The smallest category, which accounts for 10 percent of the bad bots, are the ones engaging in click fraud, making brute-force login attempts or trying to post spam. These actively malicious bots can be identified by their use of "post" requests
Amazon is the bot leader
Amazon led the charts this year. Its cloud computing platform was popular with bot creators -- 78 percent of all traffic from the Amazon cloud was bots this year, accounting for 15 percent of all bots, up from 9 percent last year.
In addition, Amazon itself was a bot creator, with 70 percent of traffic from Amazon.com being bots, accounting for 3 percent of all bots.
"Some of our customers compete with Amazon," said Essaid. "They don't want Amazon bots indexing their pricing, inventory and content."
Traditional hosting companies, like Verizon Business, Level 3, Hosting Solutions International, and the Las Vegas Datacenter dropped in the rankings or fell off the list altogether as defenders learned to block traffic from those sources.
"So the bad guys are now leveraging more and more residential networks, relying more on computers that are part of botnets," he said.
It's harder to tell if traffic that originates from a cable company like Comcast is human or not, he said.
Last year, only 1.8 percent of Comcast's traffic was bots. This year, that share was up more than three-fold, to 6.4 percent.
Bots get mobile
Traffic from mobile devices was also up, he said.

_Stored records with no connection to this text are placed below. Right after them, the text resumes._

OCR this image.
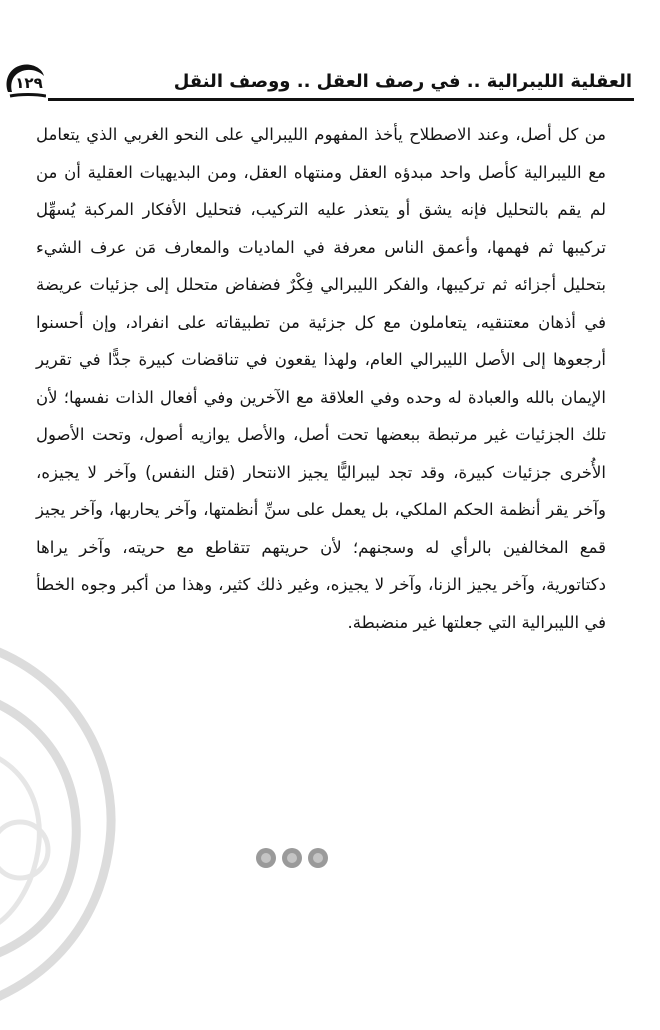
١٢٩	العقلية الليبرالية .. في رصف العقل .. ووصف النقل

من كل أصل، وعند الاصطلاح يأخذ المفهوم الليبرالي على النحو الغربي الذي يتعامل مع الليبرالية كأصل واحد مبدؤه العقل ومنتهاه العقل، ومن البديهيات العقلية أن من لم يقم بالتحليل فإنه يشق أو يتعذر عليه التركيب، فتحليل الأفكار المركبة يُسهِّل تركيبها ثم فهمها، وأعمق الناس معرفة في الماديات والمعارف مَن عرف الشيء بتحليل أجزائه ثم تركيبها، والفكر الليبرالي فِكْرٌ فضفاض متحلل إلى جزئيات عريضة في أذهان معتنقيه، يتعاملون مع كل جزئية من تطبيقاته على انفراد، وإن أحسنوا أرجعوها إلى الأصل الليبرالي العام، ولهذا يقعون في تناقضات كبيرة جدًّا في تقرير الإيمان بالله والعبادة له وحده وفي العلاقة مع الآخرين وفي أفعال الذات نفسها؛ لأن تلك الجزئيات غير مرتبطة ببعضها تحت أصل، والأصل يوازيه أصول، وتحت الأصول الأُخرى جزئيات كبيرة، وقد تجد ليبراليًّا يجيز الانتحار (قتل النفس) وآخر لا يجيزه، وآخر يقر أنظمة الحكم الملكي، بل يعمل على سنِّ أنظمتها، وآخر يحاربها، وآخر يجيز قمع المخالفين بالرأي له وسجنهم؛ لأن حريتهم تتقاطع مع حريته، وآخر يراها دكتاتورية، وآخر يجيز الزنا، وآخر لا يجيزه، وغير ذلك كثير، وهذا من أكبر وجوه الخطأ في الليبرالية التي جعلتها غير منضبطة.
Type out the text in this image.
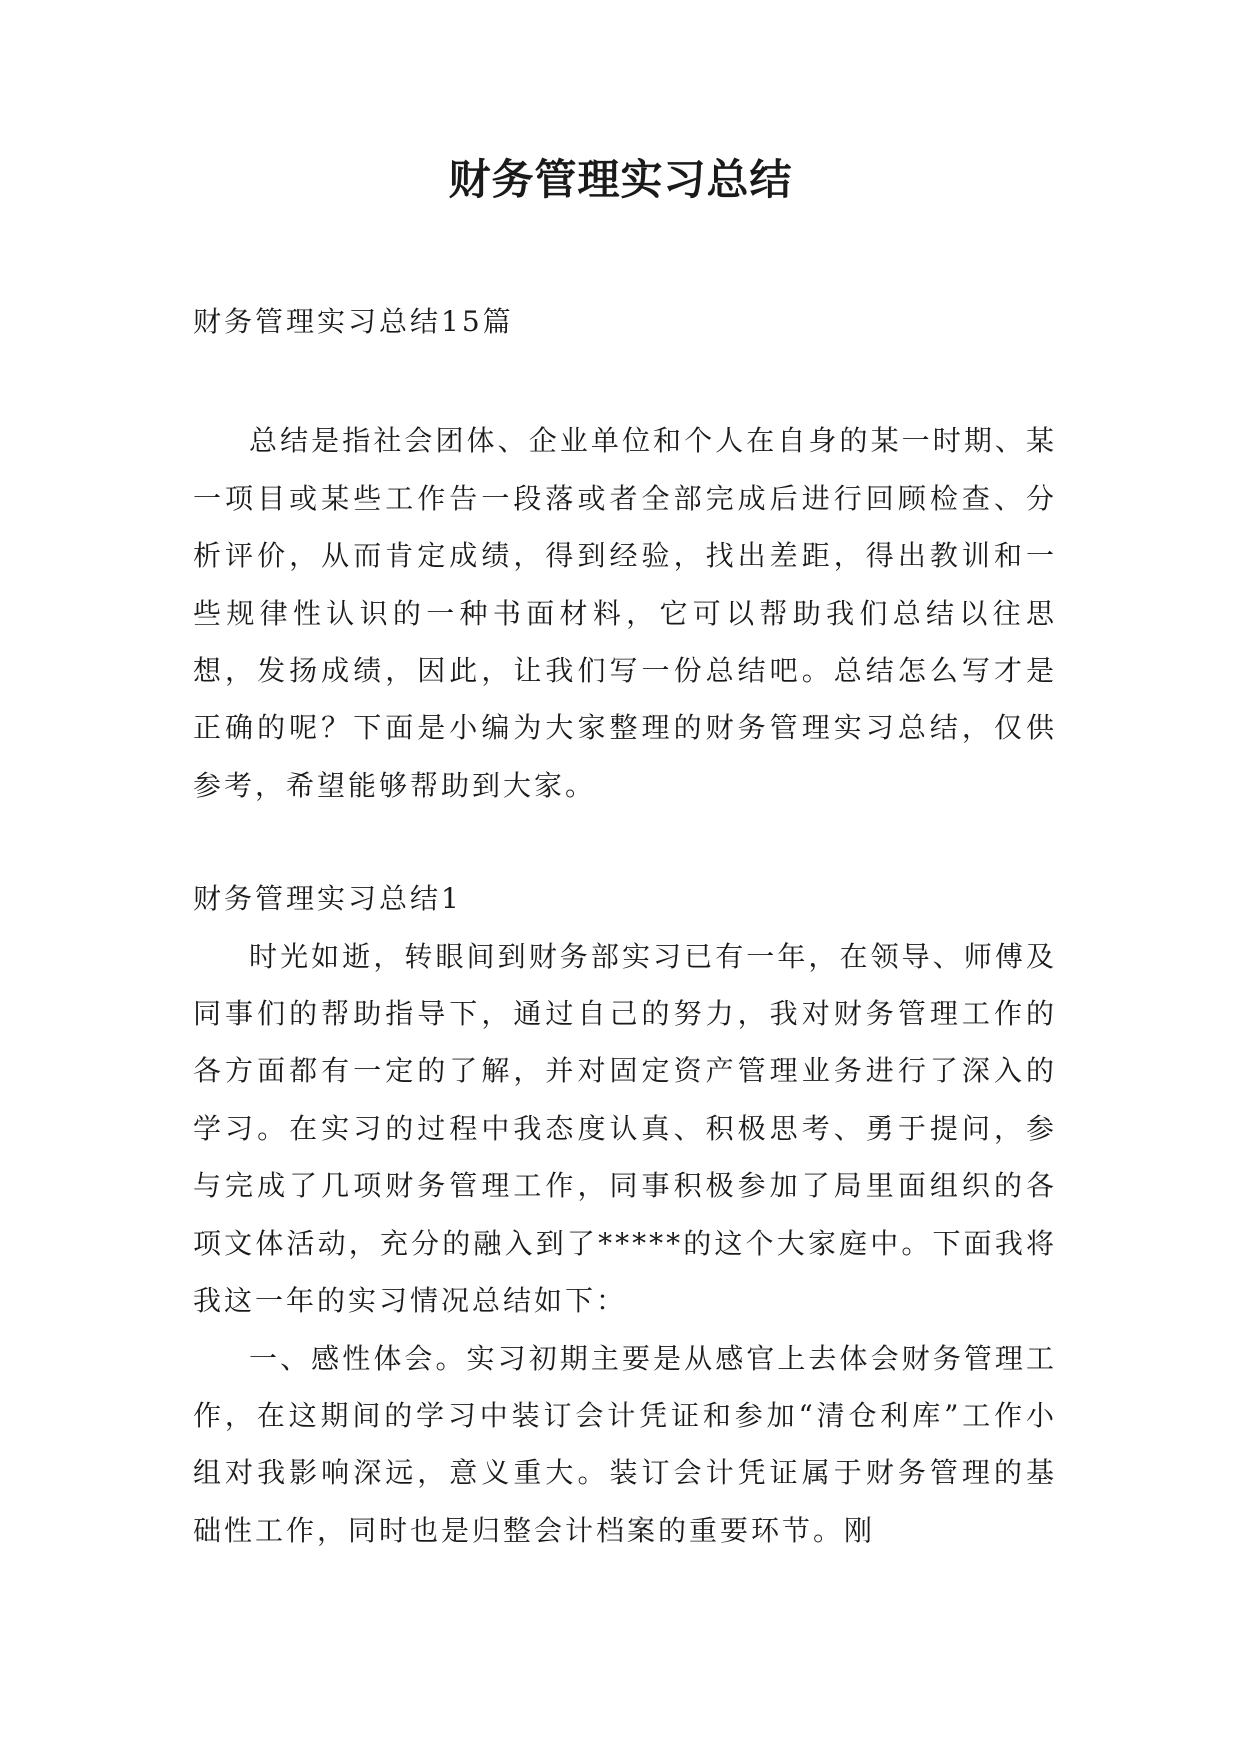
财务管理实习总结

财务管理实习总结15篇

总结是指社会团体、企业单位和个人在自身的某一时期、某一项目或某些工作告一段落或者全部完成后进行回顾检查、分析评价，从而肯定成绩，得到经验，找出差距，得出教训和一些规律性认识的一种书面材料，它可以帮助我们总结以往思想，发扬成绩，因此，让我们写一份总结吧。总结怎么写才是正确的呢？下面是小编为大家整理的财务管理实习总结，仅供参考，希望能够帮助到大家。

财务管理实习总结1

时光如逝，转眼间到财务部实习已有一年，在领导、师傅及同事们的帮助指导下，通过自己的努力，我对财务管理工作的各方面都有一定的了解，并对固定资产管理业务进行了深入的学习。在实习的过程中我态度认真、积极思考、勇于提问，参与完成了几项财务管理工作，同事积极参加了局里面组织的各项文体活动，充分的融入到了*****的这个大家庭中。下面我将我这一年的实习情况总结如下：

一、感性体会。实习初期主要是从感官上去体会财务管理工作，在这期间的学习中装订会计凭证和参加“清仓利库”工作小组对我影响深远，意义重大。装订会计凭证属于财务管理的基础性工作，同时也是归整会计档案的重要环节。刚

Last year, 6 percent of bad bot traffic looked like it came from mobile devices, up from less than 1 percent in 2013.
While most of the this mobile traffic is spoofed, so as to avoid anti-bot defenses, between 20 and 30 percent of it is running on actual mobile devices, Essaid said.
The bot makers either install botnets on infected Android devices, or set up bot farm using cheap Android phones, he said.
Not only is traffic from actual mobile devices more like human mobile traffic, but it also allows the bad guys to interact directly with native mobile applications or custom content that requires a mobile device.
In addition to pretending to originate on mobile devices, some bots also try to mimic human behavior.
In 2014, 41 percent of bad bots used such tools as browser automation software to replicate actual human web browsing, for example.
In addition, in 2013, many bot makers scheduled their bots for the late evening hours, when security staffers were less likely to be at work. Bat bot traffic percentage would jump from less than 2 percent during business hours to as high as 18 percent in the evening.
"This year, we've seen that level out completely," said Essaid. "They continue to try to adapt their behavior based on what's getting them caught."
Some bots even disguise themselves as other bots. Webmasters typically allow the Googlebot to index their pages so that their sites would rank well in search.